Il carico è in arrivo e tutti i minorenni ospiti del centro l’Ancora sono stati informati. Il furgoncino però è fermo alla dogana del porto di Savona. Intoppi burocratici. Si guarda l’orologio, si fanno telefonate, sono le due passate. I ragazzi di don Pablo fremono. Finalmente il furgone arriva a Varazze. Il carico finisce in cucina. Sopra ogni vaschetta c’è scritto cosa contiene: agnello, lasagne al pesto, baccalà, tacchino, ombrina, casatielli, mozzarelle, insalate di legumi e ceci, verdure saltate, fusilli allo zafferano, Cordon blue, bignè al cioccolato. I ragazzi sono un po’ delusi. Don Pablo sospira: «Per il pranzo è tardi, mangeranno il cibo a cena». È sabato, la festa è solo ritardata. Un passo indietro (di 24 ore). Porto di Civitavecchia, la nave Diadema di Costa Crociere è salpata, direzione Savona.
Tra i quasi cinque mila passeggeri c’è anche Giuliana Malaguti, responsabile approvvigionamenti Fondazione Banco Alimentare. S’è imbarcata a Civitavecchia non per fare la crociera. Da otto mesi il Banco lavora a un progetto fianco a fianco con Costa Crociere, dogana e Sanità Marittima di Savona. L’obiettivo è nobile: recuperare il cibo che non viene consumato nei ristoranti di una grande nave e offrirlo gratuitamente a chi ne ha bisogno. Sulla Diadema si consumano 18 mila pasti al giorno. I settanta chili salvati e portati ai venti ragazzi senza famiglie di Don Pablo sono l’eccedenza del cibo cucinato la sera prima a Civitavecchia.
La nave è lunga più di 300 metri. Sedici piani, ascensori ricchi di lampadine colorate che vanno su e giù. In basso, al ponte zero, ci sono le cucine dove si muovono oltre 150 cuochi. Molti sono stranieri, nati in Paesi poveri. «Il cibo per loro è sacro», spiega Stefano Fontanesi, corporate executive chef di Costa Crociere. È lui che dirige le operazioni. Le vaschette sono sigillate. Quando tutto è pronto il cibo esce dalla nave e viene preso in consegna dal Banco Alimentare. Sulla banchina il capitano, il cambusiere (un donna latino americana), diverse autorità. Sembra una cerimonia.

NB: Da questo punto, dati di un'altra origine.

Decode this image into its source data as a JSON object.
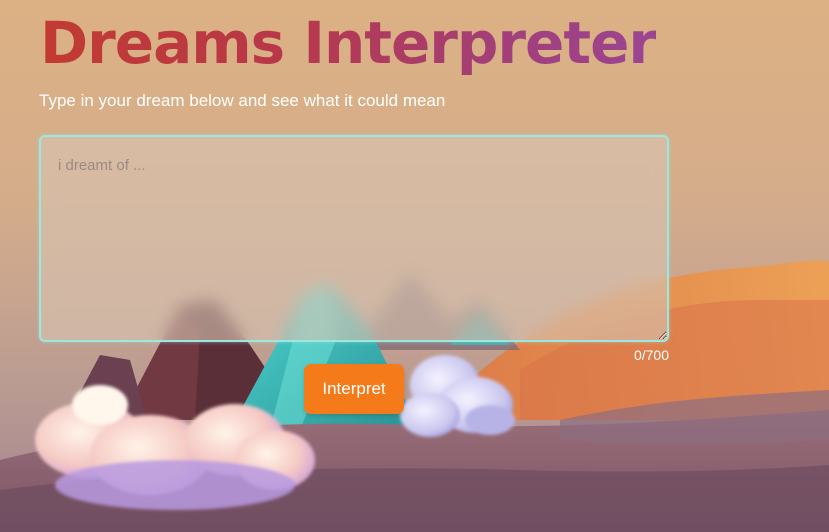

Ogni anno in Italia si distruggono 5,6 milioni di tonnellate di eccedenze alimentari. Solo nel 2016 si sono buttate 13 mila tonnellate di frutta e verdura. Il Banco riesce a salvarne circa 50 mila che poi distribuisce a ottomila strutture caritative. La svolta si è avuta con la legge Gadda (settembre 2016) contro gli sprechi alimentari e farmaceutici. Prima il cibo sarebbe stato trattato come un rifiuto. Che fine avrebbero fatto i settanta chili arrivati a Varazze? Triturati ben bene e buttati a dodici miglia dalle coste, in pasto ai pesci, negli abissi marini. Adesso nel refettorio di don Pablo c’è chi fa festa. Il cibo è sulla tavola.